Patrón de acoso repetido
La situación explotó tras una comida cuando las tres investigadoras decidieron contar lo que estaban viviendo y exponerlo a otros compañeros. La bióloga llegó en mayo de 2020 al InDRE especializada en salud pública y enfermedades infecciosas.
“En junio, era jueves, me agaché a abrir mi locker, donde hacíamos cambio de zapatos para entrar en las áreas restringidas, y el fulano pasó detrás de mí, me tomó por la cintura y me restregó todo su ser”, narra. “Me quedé en shock, en mi cabeza era ‘¿neta lo hizo?’. Cuando reaccioné le dije: ‘Oye, ¿qué te pasa?, modérate’, y entonces él solo se volteó riéndose”.
La investigadora, que tenía entonces 39 años y una amplia trayectoria a sus espaldas, reconoce un patrón de conducta que trató de repetir en otra ocasión. Todavía enojada relata que decidió que ya era suficiente y fue a denunciarlo a la directora de Diagnóstico y Referencia del InDRE, la doctora Irma López.
Allí el 30 de septiembre las cuatro relataron de nuevo sus casos frente a varias responsables y la psicóloga del InDRE. Alejandro abandonó el InDRE escoltado por la Guardia Nacional, que vigila el centro federal.
Despedidas una a una de las científicas
La sorpresa llegó cuando fueron prescindiendo del trabajo de las científicas una tras otra. Primero les ocurrió a G. G. y a su otra compañera que también denunció el acoso —y que no ha contado su testimonio a este periódico—. El 30 de octubre renovaron los contratos de todos los colegas con los que entraron, menos el de ellas. Desde entonces, esta investigadora recibe tratamiento psicológico y psiquiátrico, ha afrontado depresión e intentos de suicidios.
V. A., que tenía un contrato por más tiempo, siguió sola en el área, ya sin Alejandro, pero sí con su esposa. “Fueron los meses más difíciles de mi vida”, relata y describe encargos de buscar cientos de muestras durante tres horas en cámaras frigoríficas a menos 20 grados o pipeteos tan largos que terminaba con las yemas de los dedos rajadas. Trató de hablar con otra directora, Lucía Hernández, sobre la situación, quien le dijo que debía forjar carácter. Rescindieron su contrato el 17 de marzo de 2021.
De las denunciantes, finalmente ya solo quedó D. A. dentro del InDRE. “Todo el tiempo buscaban meterme el pie. Natividad pidió apoyo al sindicato para sacarme, las directoras decían que yo era una comehombres, que yo era la conflictiva, que me vestían provocativamente ¡cuando íbamos con bata quirúrgica!”, relata, “traté de llevármela tranquila, pero empecé a tener crisis de ansiedad”.

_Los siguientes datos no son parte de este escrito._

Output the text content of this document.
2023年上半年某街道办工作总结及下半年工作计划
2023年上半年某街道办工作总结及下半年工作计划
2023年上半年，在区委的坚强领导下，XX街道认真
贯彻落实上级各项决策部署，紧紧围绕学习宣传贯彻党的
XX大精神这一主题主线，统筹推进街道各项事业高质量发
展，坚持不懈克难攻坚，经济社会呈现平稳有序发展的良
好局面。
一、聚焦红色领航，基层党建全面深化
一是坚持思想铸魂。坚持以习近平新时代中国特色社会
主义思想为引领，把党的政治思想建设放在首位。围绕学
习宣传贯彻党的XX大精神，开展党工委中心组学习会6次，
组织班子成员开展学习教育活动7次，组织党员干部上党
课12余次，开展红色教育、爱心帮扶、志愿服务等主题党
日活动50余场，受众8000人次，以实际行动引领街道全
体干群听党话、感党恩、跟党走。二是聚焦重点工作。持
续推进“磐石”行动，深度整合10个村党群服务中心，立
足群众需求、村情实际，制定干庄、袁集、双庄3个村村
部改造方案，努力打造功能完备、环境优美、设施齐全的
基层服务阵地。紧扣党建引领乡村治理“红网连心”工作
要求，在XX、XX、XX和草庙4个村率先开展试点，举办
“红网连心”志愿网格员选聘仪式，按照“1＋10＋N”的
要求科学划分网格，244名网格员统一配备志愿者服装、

El 20 de diciembre de 2020, G. G., V. A. y su otra compañera presentaron una denuncia por abuso sexual ante la FGR. También contactaron con el Órgano Interno de Control (OIC), el Insabi y el Inmujeres: ninguno se reconoció capaz de dar una respuesta. Dos años después, el InDRE ha rechazado una y otra vez aportar las evidencias solicititadas por la Fiscalía y la Policía de Investigación todavía no ha entrado en las instalaciones del instituto ni ha llamado a los testigos.
Reunidas en una tarde fría de octubre, las tres mujeres, que se acercaron tras lo sucedido, comparten su frustración ante la falta de avances. “Las tres tenemos días muy difíciles. Nos hicimos buenas amigas, pero ya no somos las que éramos”.